Novel hollow mesoporous 1D TiO2 nanofibers as photovoltaic and photocatalytic materials

Abstract

Hollow mesoporous one dimensional (1D) TiO₂ nanofibers are successfully prepared by co-axial electrospinning of a titanium tetraisopropoxide (TTIP) solution with two immiscible polymers; polyethylene oxide (PEO) and polyvinylpyrrolidone (PVP) using a core–shell spinneret, followed by annealing at 450 °C. The annealed mesoporous TiO₂ nanofibers are found to having a hollow structure with an average diameter of 130 nm. Measurements using the Brunauer–Emmett–Teller (BET) method reveal that hollow mesoporous TiO₂ nanofibers possess a high surface area of 118 m² g⁻¹ with two types of mesopores; 3.2 nm and 5.4 nm that resulted from gaseous removal of PEO and PVP respectively during annealing. With hollow mesoporous TiO₂ nanofibers as the photoelectrode in dye sensitized solar cells (DSSC), the solar-to-current conversion efficiency (η) and short circuit current (J_sc) are measured as 5.6% and 10.38 mA cm⁻² respectively, which are higher than those of DSSC made using regular TiO₂ nanofibers under identical conditions (η = 4.2%, J_sc = 8.99 mA cm⁻²). The improvement in the conversion efficiency is mainly attributed to the higher surface area and mesoporous TiO₂ nanostructure. It facilitates the adsorption of more dye molecules and also promotes the incident photon to electron conversion.

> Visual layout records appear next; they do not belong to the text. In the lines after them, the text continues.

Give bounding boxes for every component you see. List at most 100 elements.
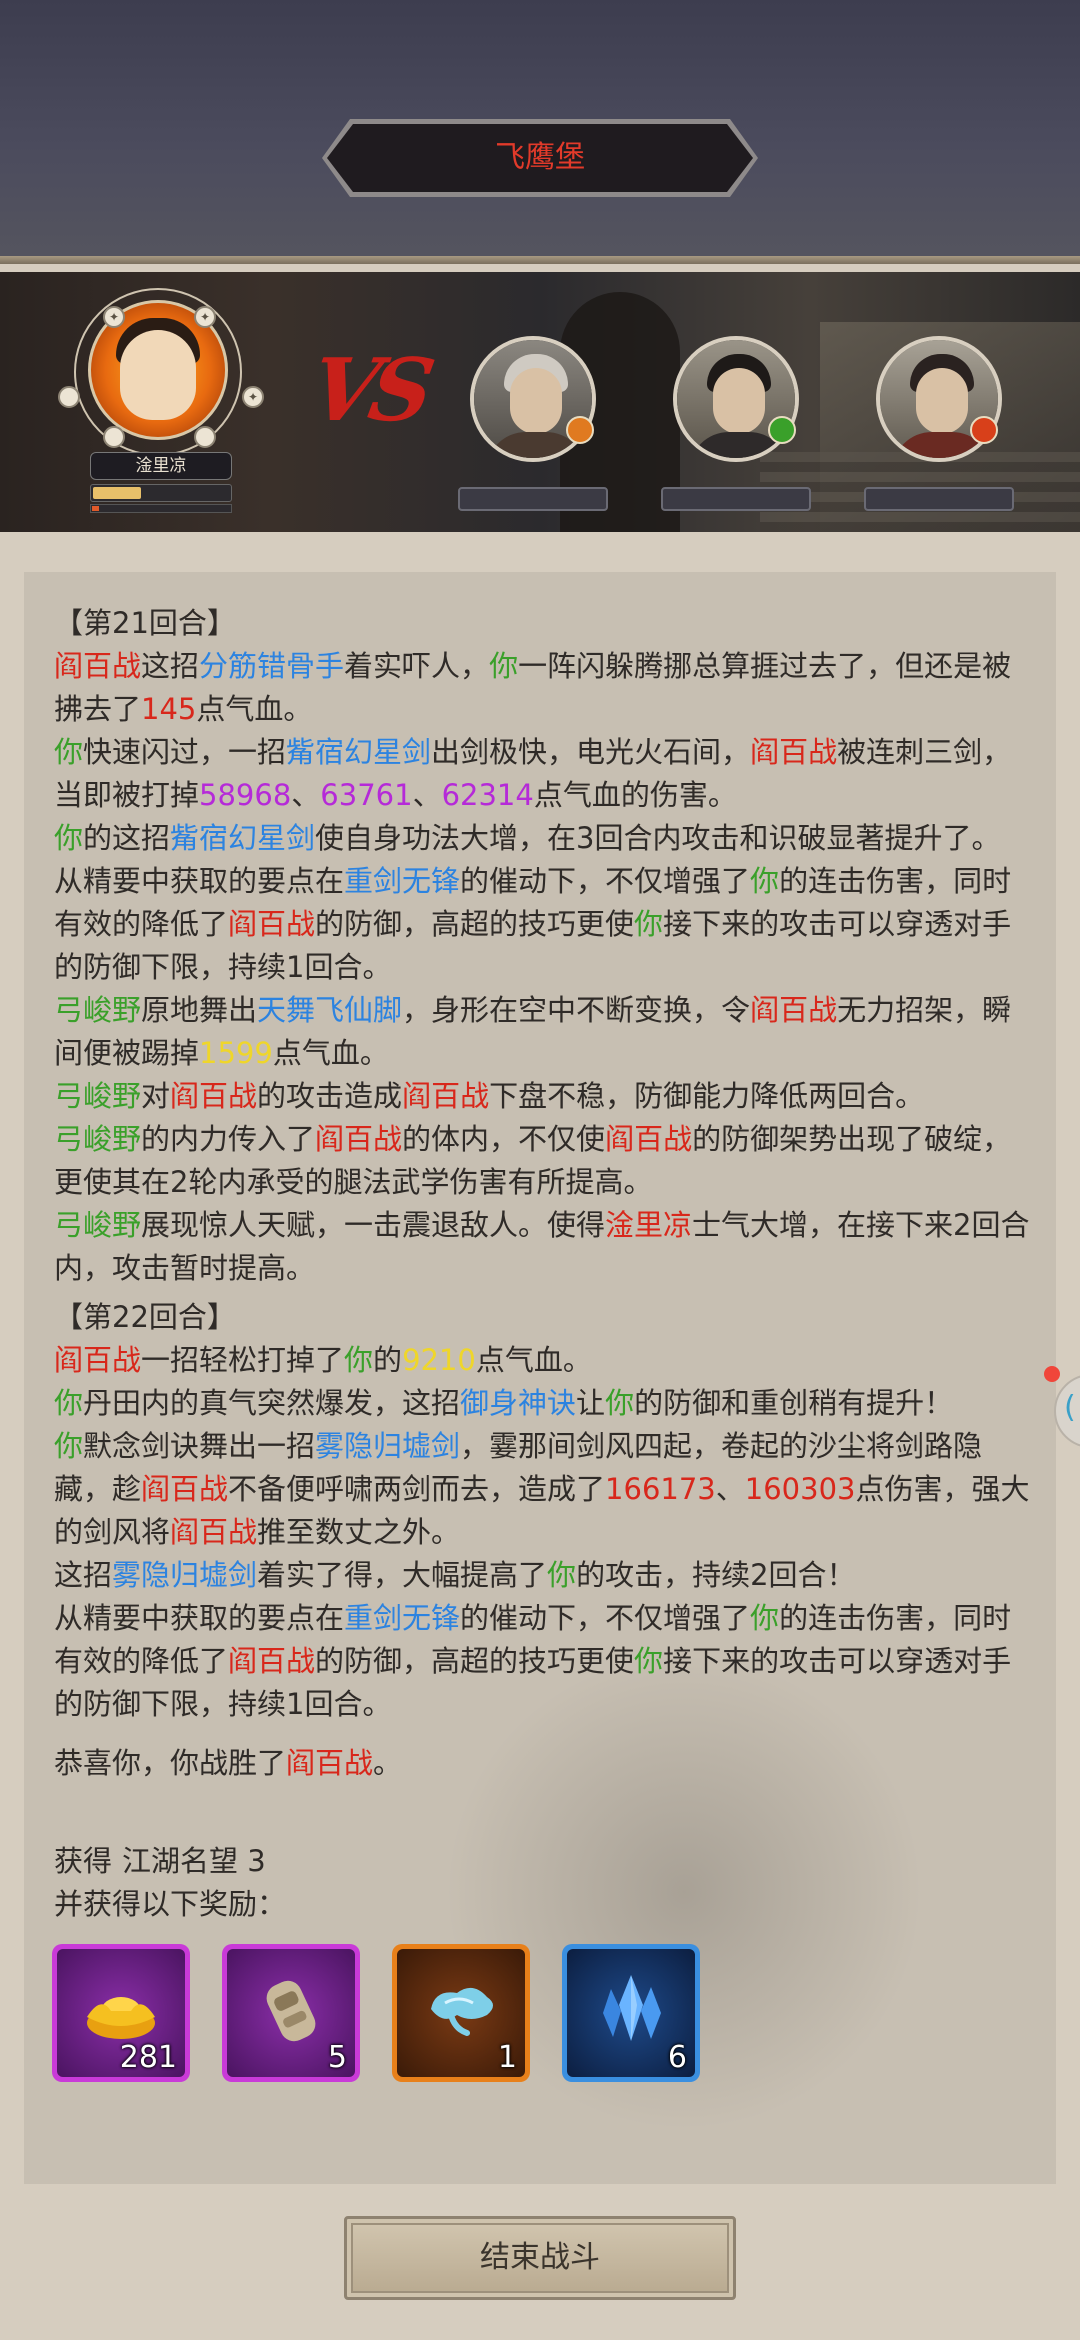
enemy-face bbox=[916, 368, 968, 434]
log-highlight: 145 bbox=[141, 692, 197, 726]
log-text: ，身形在空中不断变换，令 bbox=[402, 993, 751, 1027]
log-line: 弓峻野的内力传入了阎百战的体内，不仅使阎百战的防御架势出现了破绽，更使其在2轮内… bbox=[54, 1118, 1034, 1204]
skill-slot-icon[interactable]: ✦ bbox=[242, 386, 264, 408]
item-bg: 5 bbox=[227, 1949, 355, 2077]
log-line: 你的这招觜宿幻星剑使自身功法大增，在3回合内攻击和识破显著提升了。 bbox=[54, 817, 1034, 860]
log-text: 原地舞出 bbox=[141, 993, 258, 1027]
round-title: 【第22回合】 bbox=[54, 1300, 236, 1334]
player-name: 淦里凉 bbox=[90, 452, 232, 480]
bone-relic-icon bbox=[266, 1980, 316, 2042]
log-text: 快速闪过，一招 bbox=[83, 735, 287, 769]
log-text: 着实吓人， bbox=[344, 649, 490, 683]
log-text: 恭喜你，你战胜了 bbox=[54, 1746, 287, 1780]
log-line: 弓峻野对阎百战的攻击造成阎百战下盘不稳，防御能力降低两回合。 bbox=[54, 1075, 1034, 1118]
log-line: 弓峻野展现惊人天赋，一击震退敌人。使得淦里凉士气大增，在接下来2回合内，攻击暂时… bbox=[54, 1204, 1034, 1290]
log-highlight: 阎百战 bbox=[605, 1122, 693, 1156]
log-highlight: 天舞飞仙脚 bbox=[257, 993, 403, 1027]
item-bg: 1 bbox=[397, 1949, 525, 2077]
log-text: 的攻击造成 bbox=[257, 1079, 403, 1113]
log-text: 的防御和重创稍有提升！ bbox=[634, 1386, 954, 1420]
log-text: 的防御，高超的技巧更使 bbox=[315, 1644, 635, 1678]
reward-item-cloud-wisp[interactable]: 1 bbox=[392, 1944, 530, 2082]
log-line: 阎百战这招分筋错骨手着实吓人，你一阵闪躲腾挪总算捱过去了，但还是被拂去了145点… bbox=[54, 645, 1034, 731]
log-highlight: 你 bbox=[750, 864, 780, 898]
log-text: 下盘不稳，防御能力降低两回合。 bbox=[489, 1079, 925, 1113]
log-highlight: 你 bbox=[489, 649, 519, 683]
skill-slot-icon[interactable] bbox=[103, 426, 125, 448]
enemy-hp-bar bbox=[661, 487, 811, 511]
log-text: 让 bbox=[576, 1386, 606, 1420]
log-text: 点气血。 bbox=[475, 1343, 592, 1377]
item-count: 1 bbox=[497, 2040, 517, 2075]
log-highlight: 御身神诀 bbox=[460, 1386, 577, 1420]
log-highlight: 9210 bbox=[402, 1343, 476, 1377]
log-highlight: 阎百战 bbox=[750, 735, 838, 769]
log-text: 这招 bbox=[141, 649, 200, 683]
log-text: 的防御，高超的技巧更使 bbox=[315, 907, 635, 941]
item-count: 5 bbox=[327, 2040, 347, 2075]
log-spacer bbox=[54, 1726, 1034, 1742]
reward-item-blue-crystal[interactable]: 6 bbox=[562, 1944, 700, 2082]
enemy-face bbox=[510, 368, 562, 434]
log-highlight: 阎百战 bbox=[54, 649, 142, 683]
log-text: 、 bbox=[412, 778, 442, 812]
log-highlight: 你 bbox=[547, 1558, 577, 1592]
skill-slot-icon[interactable] bbox=[58, 386, 80, 408]
gain-label: 获得 bbox=[54, 1844, 113, 1878]
log-highlight: 淦里凉 bbox=[605, 1208, 693, 1242]
blue-crystal-icon bbox=[603, 1975, 661, 2041]
log-text: 的催动下，不仅增强了 bbox=[460, 864, 751, 898]
log-highlight: 你 bbox=[54, 1429, 84, 1463]
log-text: 丹田内的真气突然爆发，这招 bbox=[83, 1386, 461, 1420]
enemy-hp-bar bbox=[864, 487, 1014, 511]
player-face bbox=[120, 330, 196, 420]
skill-slot-icon[interactable] bbox=[194, 426, 216, 448]
log-text: 点气血的伤害。 bbox=[533, 778, 737, 812]
enemy-class-badge-icon bbox=[970, 416, 998, 444]
log-highlight: 重剑无锋 bbox=[344, 864, 461, 898]
log-text: 的这招 bbox=[83, 821, 171, 855]
reward-item-gold-ingot[interactable]: 281 bbox=[52, 1944, 190, 2082]
log-text: 使自身功法大增，在3回合内攻击和识破显著提升了。 bbox=[315, 821, 1001, 855]
log-highlight: 雾隐归墟剑 bbox=[112, 1558, 258, 1592]
log-highlight: 阎百战 bbox=[750, 993, 838, 1027]
battle-log-panel[interactable]: 【第21回合】 阎百战这招分筋错骨手着实吓人，你一阵闪躲腾挪总算捱过去了，但还是… bbox=[24, 572, 1056, 2184]
log-text: 从精要中获取的要点在 bbox=[54, 1601, 345, 1635]
log-text: 点气血。 bbox=[196, 692, 313, 726]
notification-dot bbox=[1044, 1366, 1060, 1382]
battle-log: 【第21回合】 阎百战这招分筋错骨手着实吓人，你一阵闪躲腾挪总算捱过去了，但还是… bbox=[54, 602, 1034, 1785]
log-highlight: 阎百战 bbox=[170, 1515, 258, 1549]
log-highlight: 63761 bbox=[320, 778, 413, 812]
log-text: 点气血。 bbox=[272, 1036, 389, 1070]
log-highlight: 58968 bbox=[199, 778, 292, 812]
reward-item-bone-relic[interactable]: 5 bbox=[222, 1944, 360, 2082]
log-highlight: 你 bbox=[344, 1343, 374, 1377]
log-text: 着实了得，大幅提高了 bbox=[257, 1558, 548, 1592]
log-highlight: 重剑无锋 bbox=[344, 1601, 461, 1635]
log-text: 不备便呼啸两剑而去，造成了 bbox=[228, 1472, 606, 1506]
item-count: 281 bbox=[119, 2040, 177, 2075]
log-highlight: 你 bbox=[634, 1644, 664, 1678]
log-highlight: 阎百战 bbox=[228, 907, 316, 941]
log-highlight: 阎百战 bbox=[141, 1472, 229, 1506]
log-highlight: 弓峻野 bbox=[54, 1079, 142, 1113]
skill-slot-icon[interactable]: ✦ bbox=[103, 306, 125, 328]
log-highlight: 你 bbox=[634, 907, 664, 941]
log-line: 阎百战一招轻松打掉了你的9210点气血。 bbox=[54, 1339, 1034, 1382]
log-text: 对 bbox=[141, 1079, 171, 1113]
drawer-arrow-icon: ( bbox=[1064, 1390, 1076, 1425]
cloud-wisp-icon bbox=[431, 1987, 493, 2036]
log-highlight: 阎百战 bbox=[402, 1079, 490, 1113]
log-highlight: 166173 bbox=[605, 1472, 716, 1506]
log-highlight: 分筋错骨手 bbox=[199, 649, 345, 683]
log-highlight: 你 bbox=[54, 821, 84, 855]
log-highlight: 160303 bbox=[744, 1472, 856, 1506]
skill-slot-icon[interactable]: ✦ bbox=[194, 306, 216, 328]
log-text: 的攻击，持续2回合！ bbox=[576, 1558, 856, 1592]
gold-ingot-icon bbox=[87, 1997, 155, 2039]
log-line: 弓峻野原地舞出天舞飞仙脚，身形在空中不断变换，令阎百战无力招架，瞬间便被踢掉15… bbox=[54, 989, 1034, 1075]
log-line: 从精要中获取的要点在重剑无锋的催动下，不仅增强了你的连击伤害，同时有效的降低了阎… bbox=[54, 1597, 1034, 1726]
enemy-face bbox=[713, 368, 765, 434]
log-line: 你默念剑诀舞出一招雾隐归墟剑，霎那间剑风四起，卷起的沙尘将剑路隐藏，趁阎百战不备… bbox=[54, 1425, 1034, 1554]
end-battle-button[interactable]: 结束战斗 bbox=[344, 2216, 736, 2300]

Hollow mesoporous TiO₂ nanofibers with close packing of grains and crystals intergrown with each other demonstrate faster electron diffusion, and longer electron recombination time than regular TiO₂ nanofibers as well as P25 nanoparticles. The surface effect of hollow mesoporous TiO₂ nanofibers as a photocatalyst for the degradation of rhodamine dye was also investigated. The kinetic study shows that the hollow mesoporous surface of the TiO₂ nanofibers influenced its interactions with the dye, and resulted in an increased catalytic activity over P25 TiO₂ nanocatalysts.